Brevity, it is said, is the soul of wit. The wealth and richness of poet-prophet Thiruvalluvar's concise expressions can be seen in the manifold ways these lyrics have been interpreted by scholars and commentators from time immemorial.
The present volume is a commendable translation of the celebrated book into Telugu by Dr. S. Jayaprakash.
I am pleased to thank him for corning forward to undertake this responsibility and bringing it to a successful completion with so much involvement.
I am thankful to the Department of Translation of the Institute and the Publications Division for their help in bringing out this volume.
The Hon'ble Minister of State for Human Resource Development and Vice-Chairman of the Central Institute for Classical Tamil has written the foreword which lends grace to this present volume. We are indeed privileged to have his foreword for this volume and it is our bounden duty to express our sincere thanks and gratitude to him.
The richness of Tamil Literature is largely attributed to the divine book - Tirukkural. Thiru meaning all that is holy and Kural meaning a short verse. It's the only work of literature that is in existence for thousands of years, yet still holds so much value to real life. This great work is a collection of 1330 couplets, each expounding very profoundly on the moral values and principles to be upheld for welfare of the society as a whole.
The greatness of this work is due to the unfathomable truth - it is still relevant in today's society even 2000 years after this book has been written and also, without any doubt 2000 years from now!!! No other book from any culture, in any time period or even any other language has managed to contribute the same profound wisdom as insightfully as Tirukkural.
Legends abound, telling the divinity of this work. When the great philosopher and poet Tiruvalluvar wrote this book, he was challenged by great scholars on the literary genius of his work. They decided to test this great literary work, by placing it on a heavy plank in the holy lotus tank of Meenakshi Sundareshwarar Temple in Madurai. Much to the befuddlement of all those present, the manuscripts of Tirukkural, floated majestically in the water, thus proving the presence of a divine intervention for this literary masterpiece.
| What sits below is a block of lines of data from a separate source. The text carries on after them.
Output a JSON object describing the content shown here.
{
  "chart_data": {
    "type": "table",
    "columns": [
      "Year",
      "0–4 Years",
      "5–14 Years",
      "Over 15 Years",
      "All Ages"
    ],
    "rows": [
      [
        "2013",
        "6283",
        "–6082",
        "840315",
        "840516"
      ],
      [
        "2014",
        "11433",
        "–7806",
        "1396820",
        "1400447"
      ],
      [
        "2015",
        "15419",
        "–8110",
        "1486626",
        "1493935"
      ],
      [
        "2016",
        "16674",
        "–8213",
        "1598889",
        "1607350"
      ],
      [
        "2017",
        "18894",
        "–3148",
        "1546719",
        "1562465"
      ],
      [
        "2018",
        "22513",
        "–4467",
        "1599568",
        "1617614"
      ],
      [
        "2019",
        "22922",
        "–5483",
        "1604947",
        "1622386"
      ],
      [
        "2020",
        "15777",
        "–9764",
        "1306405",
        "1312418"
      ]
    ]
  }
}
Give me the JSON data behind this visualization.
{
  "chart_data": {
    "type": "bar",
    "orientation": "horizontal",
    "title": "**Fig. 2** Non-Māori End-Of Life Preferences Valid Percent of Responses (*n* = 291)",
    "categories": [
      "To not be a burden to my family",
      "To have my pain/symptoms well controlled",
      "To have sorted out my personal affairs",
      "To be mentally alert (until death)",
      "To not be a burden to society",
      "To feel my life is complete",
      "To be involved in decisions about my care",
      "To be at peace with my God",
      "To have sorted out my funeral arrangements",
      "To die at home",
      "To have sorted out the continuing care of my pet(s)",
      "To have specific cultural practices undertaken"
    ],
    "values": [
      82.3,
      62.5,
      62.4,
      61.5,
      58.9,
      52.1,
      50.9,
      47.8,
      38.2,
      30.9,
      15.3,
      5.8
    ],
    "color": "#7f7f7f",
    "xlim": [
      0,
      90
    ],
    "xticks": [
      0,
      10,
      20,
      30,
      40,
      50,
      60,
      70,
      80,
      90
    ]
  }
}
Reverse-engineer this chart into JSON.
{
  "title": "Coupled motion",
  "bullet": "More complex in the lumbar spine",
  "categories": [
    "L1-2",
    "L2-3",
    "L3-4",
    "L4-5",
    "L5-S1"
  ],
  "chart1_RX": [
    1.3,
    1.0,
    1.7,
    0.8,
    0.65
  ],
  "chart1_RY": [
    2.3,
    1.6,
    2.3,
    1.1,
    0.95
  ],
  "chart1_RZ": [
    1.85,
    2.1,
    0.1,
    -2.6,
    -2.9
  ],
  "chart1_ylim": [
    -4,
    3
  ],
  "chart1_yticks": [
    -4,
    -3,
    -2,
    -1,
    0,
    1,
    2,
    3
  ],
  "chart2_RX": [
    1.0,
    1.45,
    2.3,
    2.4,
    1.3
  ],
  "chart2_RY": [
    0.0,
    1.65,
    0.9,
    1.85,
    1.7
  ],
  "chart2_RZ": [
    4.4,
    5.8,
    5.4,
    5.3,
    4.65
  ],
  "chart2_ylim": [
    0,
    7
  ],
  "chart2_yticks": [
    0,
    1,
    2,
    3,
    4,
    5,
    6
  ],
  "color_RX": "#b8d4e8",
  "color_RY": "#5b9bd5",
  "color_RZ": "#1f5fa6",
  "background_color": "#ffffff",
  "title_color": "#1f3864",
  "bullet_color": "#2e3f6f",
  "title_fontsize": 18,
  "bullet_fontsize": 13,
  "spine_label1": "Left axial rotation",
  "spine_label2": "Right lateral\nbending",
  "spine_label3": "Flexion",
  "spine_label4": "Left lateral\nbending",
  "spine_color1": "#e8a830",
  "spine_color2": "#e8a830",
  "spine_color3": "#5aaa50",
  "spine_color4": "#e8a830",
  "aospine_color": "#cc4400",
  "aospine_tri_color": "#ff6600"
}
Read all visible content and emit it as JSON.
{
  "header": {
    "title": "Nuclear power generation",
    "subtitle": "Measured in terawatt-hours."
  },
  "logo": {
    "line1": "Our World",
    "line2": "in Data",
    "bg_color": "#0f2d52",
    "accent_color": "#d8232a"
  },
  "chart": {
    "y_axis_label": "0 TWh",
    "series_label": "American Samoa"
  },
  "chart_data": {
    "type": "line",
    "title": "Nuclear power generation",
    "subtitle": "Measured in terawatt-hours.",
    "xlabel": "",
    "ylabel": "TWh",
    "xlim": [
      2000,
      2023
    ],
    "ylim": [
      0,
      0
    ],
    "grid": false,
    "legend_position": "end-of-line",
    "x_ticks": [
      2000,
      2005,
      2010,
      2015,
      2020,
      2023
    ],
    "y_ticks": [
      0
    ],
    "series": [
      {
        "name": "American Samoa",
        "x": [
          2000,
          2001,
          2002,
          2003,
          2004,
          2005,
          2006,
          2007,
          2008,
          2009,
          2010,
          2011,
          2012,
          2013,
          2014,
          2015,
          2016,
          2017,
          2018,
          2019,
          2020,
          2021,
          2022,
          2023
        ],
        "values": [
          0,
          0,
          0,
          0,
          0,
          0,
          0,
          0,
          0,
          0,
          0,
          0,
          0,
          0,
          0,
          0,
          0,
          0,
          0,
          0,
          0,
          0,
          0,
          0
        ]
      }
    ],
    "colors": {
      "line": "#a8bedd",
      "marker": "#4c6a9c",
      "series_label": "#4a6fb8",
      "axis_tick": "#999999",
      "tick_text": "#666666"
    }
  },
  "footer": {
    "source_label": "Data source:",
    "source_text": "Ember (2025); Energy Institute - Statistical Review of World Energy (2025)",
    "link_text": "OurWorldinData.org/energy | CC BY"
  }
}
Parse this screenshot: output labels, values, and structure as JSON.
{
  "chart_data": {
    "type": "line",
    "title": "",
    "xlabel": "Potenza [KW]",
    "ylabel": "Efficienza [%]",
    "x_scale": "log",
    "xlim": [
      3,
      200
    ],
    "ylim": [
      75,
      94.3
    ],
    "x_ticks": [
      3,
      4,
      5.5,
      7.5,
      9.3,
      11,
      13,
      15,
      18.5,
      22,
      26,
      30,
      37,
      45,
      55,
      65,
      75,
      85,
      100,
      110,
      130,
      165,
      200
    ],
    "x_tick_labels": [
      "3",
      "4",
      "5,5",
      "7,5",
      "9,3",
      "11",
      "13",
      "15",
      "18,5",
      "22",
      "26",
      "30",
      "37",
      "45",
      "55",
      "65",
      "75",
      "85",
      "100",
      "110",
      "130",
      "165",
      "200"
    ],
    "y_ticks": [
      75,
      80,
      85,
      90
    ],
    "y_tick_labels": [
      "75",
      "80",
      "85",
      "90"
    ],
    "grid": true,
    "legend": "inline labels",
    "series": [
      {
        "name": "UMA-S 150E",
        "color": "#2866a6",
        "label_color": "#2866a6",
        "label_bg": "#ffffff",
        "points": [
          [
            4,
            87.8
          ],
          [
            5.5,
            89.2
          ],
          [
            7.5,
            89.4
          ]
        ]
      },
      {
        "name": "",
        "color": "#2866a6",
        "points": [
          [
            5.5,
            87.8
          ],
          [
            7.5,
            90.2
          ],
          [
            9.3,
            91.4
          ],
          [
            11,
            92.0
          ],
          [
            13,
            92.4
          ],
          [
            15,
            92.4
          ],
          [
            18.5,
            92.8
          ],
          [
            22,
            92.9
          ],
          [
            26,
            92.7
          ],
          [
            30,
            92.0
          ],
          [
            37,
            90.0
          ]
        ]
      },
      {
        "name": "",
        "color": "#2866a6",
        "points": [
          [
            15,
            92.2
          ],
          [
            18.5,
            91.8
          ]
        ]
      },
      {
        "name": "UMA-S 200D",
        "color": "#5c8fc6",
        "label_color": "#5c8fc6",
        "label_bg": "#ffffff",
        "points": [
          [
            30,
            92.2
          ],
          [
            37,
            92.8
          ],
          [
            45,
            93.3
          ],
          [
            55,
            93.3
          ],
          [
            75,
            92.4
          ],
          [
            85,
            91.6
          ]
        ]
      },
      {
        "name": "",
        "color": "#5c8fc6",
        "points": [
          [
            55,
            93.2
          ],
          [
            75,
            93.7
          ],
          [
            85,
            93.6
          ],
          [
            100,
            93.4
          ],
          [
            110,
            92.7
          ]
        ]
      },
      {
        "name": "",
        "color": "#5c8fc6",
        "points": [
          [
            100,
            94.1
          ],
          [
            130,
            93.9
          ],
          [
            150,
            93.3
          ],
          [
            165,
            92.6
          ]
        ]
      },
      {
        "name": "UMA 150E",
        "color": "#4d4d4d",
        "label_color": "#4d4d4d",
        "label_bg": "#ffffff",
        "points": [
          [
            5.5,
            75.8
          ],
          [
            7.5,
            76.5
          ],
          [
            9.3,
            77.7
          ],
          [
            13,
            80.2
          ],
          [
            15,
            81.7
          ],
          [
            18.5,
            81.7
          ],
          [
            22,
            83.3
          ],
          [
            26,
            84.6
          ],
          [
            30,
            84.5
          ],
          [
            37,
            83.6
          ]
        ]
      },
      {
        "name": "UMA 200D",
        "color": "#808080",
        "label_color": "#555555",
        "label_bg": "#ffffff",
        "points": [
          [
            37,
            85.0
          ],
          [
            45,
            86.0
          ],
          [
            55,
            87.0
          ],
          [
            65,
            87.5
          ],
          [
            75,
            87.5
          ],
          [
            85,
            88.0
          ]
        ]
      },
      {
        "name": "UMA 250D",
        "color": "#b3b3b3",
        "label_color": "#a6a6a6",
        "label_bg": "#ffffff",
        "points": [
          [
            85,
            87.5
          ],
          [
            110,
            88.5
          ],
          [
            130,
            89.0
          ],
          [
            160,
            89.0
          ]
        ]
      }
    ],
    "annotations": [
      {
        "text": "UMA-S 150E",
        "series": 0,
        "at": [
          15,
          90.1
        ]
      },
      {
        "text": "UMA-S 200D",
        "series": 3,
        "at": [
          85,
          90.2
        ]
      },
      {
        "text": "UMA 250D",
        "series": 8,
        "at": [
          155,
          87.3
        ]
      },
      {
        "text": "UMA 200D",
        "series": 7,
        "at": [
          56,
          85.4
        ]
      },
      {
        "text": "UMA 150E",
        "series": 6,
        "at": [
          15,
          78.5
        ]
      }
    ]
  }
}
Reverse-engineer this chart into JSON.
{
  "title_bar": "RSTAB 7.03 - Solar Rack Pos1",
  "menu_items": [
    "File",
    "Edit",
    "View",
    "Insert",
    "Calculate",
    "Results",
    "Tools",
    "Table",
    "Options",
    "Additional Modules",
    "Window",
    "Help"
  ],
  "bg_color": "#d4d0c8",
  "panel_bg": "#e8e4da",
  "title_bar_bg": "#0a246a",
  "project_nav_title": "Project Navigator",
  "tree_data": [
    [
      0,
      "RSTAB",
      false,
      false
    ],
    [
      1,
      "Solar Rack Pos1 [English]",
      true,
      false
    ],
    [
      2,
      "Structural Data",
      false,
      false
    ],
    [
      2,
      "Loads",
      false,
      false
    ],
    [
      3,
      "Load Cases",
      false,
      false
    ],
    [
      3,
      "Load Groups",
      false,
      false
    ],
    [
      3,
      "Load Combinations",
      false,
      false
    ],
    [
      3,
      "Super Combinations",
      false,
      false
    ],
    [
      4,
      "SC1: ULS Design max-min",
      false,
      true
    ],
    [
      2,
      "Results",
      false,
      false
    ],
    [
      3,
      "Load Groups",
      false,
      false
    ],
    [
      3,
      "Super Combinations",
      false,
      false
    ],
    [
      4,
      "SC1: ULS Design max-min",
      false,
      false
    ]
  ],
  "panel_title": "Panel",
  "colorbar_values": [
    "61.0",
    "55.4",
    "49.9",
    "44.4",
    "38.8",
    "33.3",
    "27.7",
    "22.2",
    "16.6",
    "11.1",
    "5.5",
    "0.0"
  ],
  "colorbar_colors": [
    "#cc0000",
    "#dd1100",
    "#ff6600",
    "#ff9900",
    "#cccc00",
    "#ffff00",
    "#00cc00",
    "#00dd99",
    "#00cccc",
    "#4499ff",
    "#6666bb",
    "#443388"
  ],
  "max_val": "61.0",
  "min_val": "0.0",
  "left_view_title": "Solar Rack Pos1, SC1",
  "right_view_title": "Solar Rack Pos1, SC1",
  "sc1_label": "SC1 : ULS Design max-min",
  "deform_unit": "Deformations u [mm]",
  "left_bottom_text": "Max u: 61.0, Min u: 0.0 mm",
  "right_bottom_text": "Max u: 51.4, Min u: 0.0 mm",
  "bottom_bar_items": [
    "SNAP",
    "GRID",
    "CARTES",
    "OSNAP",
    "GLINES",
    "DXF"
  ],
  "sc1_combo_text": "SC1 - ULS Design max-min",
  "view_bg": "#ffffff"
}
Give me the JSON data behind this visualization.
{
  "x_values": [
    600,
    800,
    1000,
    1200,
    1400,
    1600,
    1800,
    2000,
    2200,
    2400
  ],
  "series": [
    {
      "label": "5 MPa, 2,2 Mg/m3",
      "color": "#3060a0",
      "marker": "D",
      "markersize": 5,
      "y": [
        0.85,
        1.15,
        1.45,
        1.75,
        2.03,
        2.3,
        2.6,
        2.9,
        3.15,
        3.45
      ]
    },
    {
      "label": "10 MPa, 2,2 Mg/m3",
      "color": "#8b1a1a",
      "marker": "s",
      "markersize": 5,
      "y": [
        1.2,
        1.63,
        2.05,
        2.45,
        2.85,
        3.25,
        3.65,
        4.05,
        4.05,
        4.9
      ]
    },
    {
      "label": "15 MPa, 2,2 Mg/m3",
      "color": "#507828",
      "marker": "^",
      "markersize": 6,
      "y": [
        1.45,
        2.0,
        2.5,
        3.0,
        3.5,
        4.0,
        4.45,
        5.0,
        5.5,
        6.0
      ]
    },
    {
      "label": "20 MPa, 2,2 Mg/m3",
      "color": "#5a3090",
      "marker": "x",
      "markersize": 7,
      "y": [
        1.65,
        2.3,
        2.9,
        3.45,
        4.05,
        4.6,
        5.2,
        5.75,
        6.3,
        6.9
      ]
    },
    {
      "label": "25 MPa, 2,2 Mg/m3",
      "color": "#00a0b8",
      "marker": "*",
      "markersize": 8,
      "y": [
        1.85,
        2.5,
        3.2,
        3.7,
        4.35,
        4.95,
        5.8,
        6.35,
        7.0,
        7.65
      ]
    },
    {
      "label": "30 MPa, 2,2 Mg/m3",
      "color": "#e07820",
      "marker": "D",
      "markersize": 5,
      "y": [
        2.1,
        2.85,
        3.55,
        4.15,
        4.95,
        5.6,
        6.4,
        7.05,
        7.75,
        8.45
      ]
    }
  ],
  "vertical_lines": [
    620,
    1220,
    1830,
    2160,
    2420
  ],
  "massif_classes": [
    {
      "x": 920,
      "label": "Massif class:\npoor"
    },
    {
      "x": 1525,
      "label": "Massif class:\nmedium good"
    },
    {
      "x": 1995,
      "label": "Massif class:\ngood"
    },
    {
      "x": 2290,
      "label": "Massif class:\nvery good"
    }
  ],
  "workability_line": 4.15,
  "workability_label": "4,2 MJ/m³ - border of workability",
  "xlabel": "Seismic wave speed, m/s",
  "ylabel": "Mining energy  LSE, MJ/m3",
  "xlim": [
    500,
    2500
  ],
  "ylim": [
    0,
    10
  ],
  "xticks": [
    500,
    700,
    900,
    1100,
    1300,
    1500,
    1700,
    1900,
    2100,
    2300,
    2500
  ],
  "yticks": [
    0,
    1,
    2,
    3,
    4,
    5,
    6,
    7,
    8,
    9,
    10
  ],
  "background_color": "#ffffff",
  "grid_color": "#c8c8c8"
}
This magnum opus exalts on three issues which is of paramount importance to Mankind - The Ethical Values (Dharma) to be followed, The Management of Wealth and finally on the Virtues of a good family life. The First chapter focusing on the moral values that need to be followed in one's society, how to live life, the path to righteousness, how to gain respect of others and stresses on what is important to life and what is not. The second chapter discusses about the importance of various types of wealth, the issues of public affairs, socio - economic conditions in one's life, etc. Finally, the last chapter deals completely with family life. How to have a peaceful family life, by being a dutiful husband, devoted wife, raising children with high moral values, discipline, etc.
Each of these three sections has varied number of chapters, totally 133, consisting of 10 couplets each. A unique significance of these couplets is that, they uniformly have exactly 7 words, 4 in the first sentence and 3 in the second sentence, which is a feat in itself.